Depuis, j’ai compris que le bonheur n’a pas besoin d’être cherché loin. Il ne se trouve pas dans des contrées lointaines ou des montagnes illustres, mais dans ce quotidien que nous traversons chaque jour sans le voir. Apprendre à chercher l’extraordinaire dans l’ordinaire, apprendre à redécouvrir l’émerveillement devant des paysages familiers, c’est une capacité, et c’est aussi une attitude de vie. Cette route si ordinaire de Dakeng à Xinshe, par sa beauté simple, me rappelle : ralentis, regarde avec attention, et tu découvriras que tu as toujours vécu au milieu d’un paysage si généreux.
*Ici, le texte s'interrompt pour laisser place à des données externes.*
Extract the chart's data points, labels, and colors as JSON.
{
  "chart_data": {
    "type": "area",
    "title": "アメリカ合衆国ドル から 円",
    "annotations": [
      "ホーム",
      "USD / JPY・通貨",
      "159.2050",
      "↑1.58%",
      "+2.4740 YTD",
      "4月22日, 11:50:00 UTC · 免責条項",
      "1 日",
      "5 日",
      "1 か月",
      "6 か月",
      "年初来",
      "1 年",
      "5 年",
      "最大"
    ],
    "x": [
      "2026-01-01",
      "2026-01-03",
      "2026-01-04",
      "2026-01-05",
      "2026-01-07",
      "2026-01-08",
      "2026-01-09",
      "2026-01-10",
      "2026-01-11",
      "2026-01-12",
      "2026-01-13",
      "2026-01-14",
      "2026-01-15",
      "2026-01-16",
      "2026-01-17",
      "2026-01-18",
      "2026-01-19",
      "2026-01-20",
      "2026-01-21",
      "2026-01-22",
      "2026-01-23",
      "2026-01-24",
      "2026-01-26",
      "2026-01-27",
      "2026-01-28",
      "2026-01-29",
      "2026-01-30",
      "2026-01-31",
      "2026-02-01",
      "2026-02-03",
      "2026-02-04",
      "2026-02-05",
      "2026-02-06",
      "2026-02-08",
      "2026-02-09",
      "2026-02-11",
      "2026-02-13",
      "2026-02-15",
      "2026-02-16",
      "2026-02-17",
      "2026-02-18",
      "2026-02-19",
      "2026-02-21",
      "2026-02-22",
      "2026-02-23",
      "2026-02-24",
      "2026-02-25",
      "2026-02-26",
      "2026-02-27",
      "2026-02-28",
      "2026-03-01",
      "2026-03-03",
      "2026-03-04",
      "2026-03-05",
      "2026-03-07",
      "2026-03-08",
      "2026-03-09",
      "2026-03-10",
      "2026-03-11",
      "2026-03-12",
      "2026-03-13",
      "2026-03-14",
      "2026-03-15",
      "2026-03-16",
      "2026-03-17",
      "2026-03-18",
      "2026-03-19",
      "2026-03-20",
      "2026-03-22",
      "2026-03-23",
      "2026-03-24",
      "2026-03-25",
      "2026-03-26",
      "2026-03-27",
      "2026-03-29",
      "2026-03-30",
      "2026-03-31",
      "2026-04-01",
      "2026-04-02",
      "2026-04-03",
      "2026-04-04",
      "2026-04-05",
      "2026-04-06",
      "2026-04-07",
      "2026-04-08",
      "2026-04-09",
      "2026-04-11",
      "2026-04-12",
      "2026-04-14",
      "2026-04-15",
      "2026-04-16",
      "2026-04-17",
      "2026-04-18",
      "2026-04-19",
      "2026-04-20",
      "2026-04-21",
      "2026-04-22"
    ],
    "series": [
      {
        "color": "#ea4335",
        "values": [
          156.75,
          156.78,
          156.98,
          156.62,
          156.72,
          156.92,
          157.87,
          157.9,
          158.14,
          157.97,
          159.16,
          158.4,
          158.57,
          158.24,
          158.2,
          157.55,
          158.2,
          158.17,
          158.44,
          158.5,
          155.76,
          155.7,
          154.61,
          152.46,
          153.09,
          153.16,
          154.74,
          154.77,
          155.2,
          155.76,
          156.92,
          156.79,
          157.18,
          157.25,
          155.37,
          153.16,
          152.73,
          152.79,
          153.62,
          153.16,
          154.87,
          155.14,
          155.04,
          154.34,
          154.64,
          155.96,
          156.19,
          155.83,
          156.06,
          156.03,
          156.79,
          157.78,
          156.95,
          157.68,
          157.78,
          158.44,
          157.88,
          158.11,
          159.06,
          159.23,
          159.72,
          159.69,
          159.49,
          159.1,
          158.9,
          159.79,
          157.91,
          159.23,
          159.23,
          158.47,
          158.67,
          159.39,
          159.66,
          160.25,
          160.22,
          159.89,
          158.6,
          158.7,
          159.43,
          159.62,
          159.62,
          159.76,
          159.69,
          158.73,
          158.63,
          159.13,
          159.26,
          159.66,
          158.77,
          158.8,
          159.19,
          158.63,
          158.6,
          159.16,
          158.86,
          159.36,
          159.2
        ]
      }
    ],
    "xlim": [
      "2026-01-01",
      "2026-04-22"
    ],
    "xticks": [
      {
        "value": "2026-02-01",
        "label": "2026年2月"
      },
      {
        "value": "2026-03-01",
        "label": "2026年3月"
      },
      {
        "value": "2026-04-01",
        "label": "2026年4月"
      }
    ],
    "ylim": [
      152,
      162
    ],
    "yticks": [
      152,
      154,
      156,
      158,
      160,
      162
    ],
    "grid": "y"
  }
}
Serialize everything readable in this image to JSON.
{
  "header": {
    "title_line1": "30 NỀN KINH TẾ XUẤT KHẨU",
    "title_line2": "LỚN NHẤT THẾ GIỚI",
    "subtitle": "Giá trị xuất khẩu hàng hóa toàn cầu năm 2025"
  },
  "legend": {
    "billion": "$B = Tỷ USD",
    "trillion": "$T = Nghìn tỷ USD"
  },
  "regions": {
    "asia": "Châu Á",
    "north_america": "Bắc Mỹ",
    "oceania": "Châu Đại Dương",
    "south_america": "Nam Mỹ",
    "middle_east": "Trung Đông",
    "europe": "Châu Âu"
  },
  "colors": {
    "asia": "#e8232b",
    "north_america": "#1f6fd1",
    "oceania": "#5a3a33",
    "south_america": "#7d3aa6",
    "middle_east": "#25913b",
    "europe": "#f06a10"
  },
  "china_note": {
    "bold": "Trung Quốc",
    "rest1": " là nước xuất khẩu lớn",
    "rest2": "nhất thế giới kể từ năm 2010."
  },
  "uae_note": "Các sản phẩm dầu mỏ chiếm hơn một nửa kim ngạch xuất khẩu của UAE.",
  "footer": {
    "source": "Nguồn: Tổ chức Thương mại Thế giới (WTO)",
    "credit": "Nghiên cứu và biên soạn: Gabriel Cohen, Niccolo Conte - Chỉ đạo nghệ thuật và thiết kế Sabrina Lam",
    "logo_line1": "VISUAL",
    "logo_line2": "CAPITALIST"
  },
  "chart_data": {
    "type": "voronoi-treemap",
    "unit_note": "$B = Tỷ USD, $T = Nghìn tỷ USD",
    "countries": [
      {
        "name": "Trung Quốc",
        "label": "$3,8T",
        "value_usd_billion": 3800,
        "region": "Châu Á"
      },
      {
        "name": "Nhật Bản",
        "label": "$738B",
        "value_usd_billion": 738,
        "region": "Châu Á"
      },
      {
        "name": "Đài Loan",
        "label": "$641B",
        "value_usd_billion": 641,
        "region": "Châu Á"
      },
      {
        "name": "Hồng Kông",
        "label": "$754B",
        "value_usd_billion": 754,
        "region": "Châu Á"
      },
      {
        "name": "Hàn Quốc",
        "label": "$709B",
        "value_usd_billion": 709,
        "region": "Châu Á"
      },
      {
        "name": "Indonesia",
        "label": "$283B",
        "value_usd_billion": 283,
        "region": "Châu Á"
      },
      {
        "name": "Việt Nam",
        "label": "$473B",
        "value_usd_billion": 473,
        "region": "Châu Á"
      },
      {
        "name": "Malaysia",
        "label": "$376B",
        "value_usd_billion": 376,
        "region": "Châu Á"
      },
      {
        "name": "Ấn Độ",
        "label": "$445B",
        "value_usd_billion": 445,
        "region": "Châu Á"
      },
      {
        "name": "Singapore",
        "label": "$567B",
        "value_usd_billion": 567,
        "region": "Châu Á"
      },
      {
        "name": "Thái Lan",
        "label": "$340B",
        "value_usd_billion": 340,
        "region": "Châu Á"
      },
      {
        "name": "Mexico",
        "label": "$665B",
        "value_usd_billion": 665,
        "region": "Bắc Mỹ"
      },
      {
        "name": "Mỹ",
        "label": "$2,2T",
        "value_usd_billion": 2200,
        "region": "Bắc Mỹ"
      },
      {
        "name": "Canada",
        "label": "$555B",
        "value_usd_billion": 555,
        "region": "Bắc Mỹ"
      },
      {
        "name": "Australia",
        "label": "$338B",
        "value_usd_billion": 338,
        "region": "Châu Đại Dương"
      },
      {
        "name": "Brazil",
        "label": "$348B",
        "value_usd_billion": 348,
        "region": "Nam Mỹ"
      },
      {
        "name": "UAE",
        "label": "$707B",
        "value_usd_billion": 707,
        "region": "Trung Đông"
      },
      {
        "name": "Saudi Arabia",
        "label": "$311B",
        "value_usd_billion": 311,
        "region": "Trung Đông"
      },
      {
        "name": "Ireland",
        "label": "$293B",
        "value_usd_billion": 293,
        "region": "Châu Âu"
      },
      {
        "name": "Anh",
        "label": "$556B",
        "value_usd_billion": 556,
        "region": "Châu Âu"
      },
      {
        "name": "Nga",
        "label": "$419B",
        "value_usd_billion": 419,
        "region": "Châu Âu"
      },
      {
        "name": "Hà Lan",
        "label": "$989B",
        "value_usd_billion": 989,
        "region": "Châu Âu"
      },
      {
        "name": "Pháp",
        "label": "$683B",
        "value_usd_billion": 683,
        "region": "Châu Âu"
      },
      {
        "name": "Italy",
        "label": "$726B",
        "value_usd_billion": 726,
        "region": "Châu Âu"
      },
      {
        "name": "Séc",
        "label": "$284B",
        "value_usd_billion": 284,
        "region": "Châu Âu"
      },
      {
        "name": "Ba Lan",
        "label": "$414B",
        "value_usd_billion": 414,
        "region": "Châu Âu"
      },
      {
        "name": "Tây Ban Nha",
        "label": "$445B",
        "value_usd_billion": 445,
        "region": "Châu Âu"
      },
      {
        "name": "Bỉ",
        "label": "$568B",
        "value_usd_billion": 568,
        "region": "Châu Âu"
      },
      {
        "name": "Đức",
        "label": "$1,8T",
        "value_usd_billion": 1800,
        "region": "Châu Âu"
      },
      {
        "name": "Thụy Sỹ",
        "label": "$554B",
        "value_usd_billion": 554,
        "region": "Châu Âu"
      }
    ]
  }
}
Cette capacité à « chercher l’extraordinaire dans l’ordinaire » est peut-être le plus profond cadeau que cette route offre à chaque cycliste de Taichung.

Rouler, c’est une philosophie de vie

Pour moi, rouler n’a jamais été qu’un simple sport, c’est avant tout une philosophie de vie. La route de Dakeng à Xinshe incarne parfaitement cette philosophie — elle ne presse pas, n’exige rien, elle vous invite simplement, avec douceur, à ressentir la beauté de cette terre à votre propre rythme.

Cette philosophie, c’est savoir ralentir, savoir apprécier, savoir se contenter de ce que l’on a, savoir trouver le bonheur dans les choses simples. Elle vous permet, dans une vie trépidante, de trouver un espace pour reprendre votre souffle, pour vous recentrer, pour renouer avec vous-même et avec la terre. Lorsque vous faites du vélo une philosophie de vie, et non plus un simple moyen de brûler des calories, vous découvrez qu’à chaque coup de pédale, vous mettez en pratique une vie meilleure. Puisse cette route des collines de Taichung vous accompagner, jour après jour, pour pédaler cette philosophie de vie, sereine et généreuse, dans votre quotidien.

Une balade tranquille, une humeur radieuse

La vie est déjà bien assez rapide et épuisante. Nous sommes chaque jour poursuivis par nos emplois du temps, submergés de messages, étouffés par toutes sortes de pressions. C’est précisément pour cela que nous avons besoin d’une balade tranquille — une sortie sans contrainte de temps, sans recherche de performance, simplement pour nous permettre de bien respirer. La route douce de Dakeng à Xinshe est le choix idéal pour une telle balade. Elle ne vous force pas, ne vous presse pas, elle vous accompagne simplement en silence, vous permettant, au rythme de vos pédalages, de relâcher vos nerfs tendus, petit à petit. Puissez-vous, de temps en temps, lâcher prise sur votre obsession de l’efficacité, venir rouler tranquillement sur cette route, et échanger les belles montagnes, les belles eaux et le grand air contre une humeur radieuse et précieuse. Vous découvrirez qu’une balade tranquille guérit plus que mille mots de réconfort.

Conclusion

De Dakeng à Xinshe, 8,49 kilomètres, pente moyenne de 3,6 %. Ces chiffres définissent une route « pas difficile », mais ne définissent pas son importance. Cette route est l’artère quotidienne des cyclistes de Taichung, le doux corridor menant aux mers de fleurs et aux senteurs de champignons, un voyage qui vous permet de ralentir en pédalant et de vivre une histoire d’amour avec les collines de Taichung. Elle abrite le carrefour de Zhongxingling, les mers de fleurs de Xinshe, la légende centenaire du canal de Baileng, la fraîcheur des champignons et le cycle des saisons sur le plateau. La prochaine fois, ne vous contentez pas de rechercher des défis plus raides et plus lointains. Venez à Dakeng, direction Xinshe, et laissez cette pente douce vous montrer le visage le plus tendre et le plus savoureux de Taichung.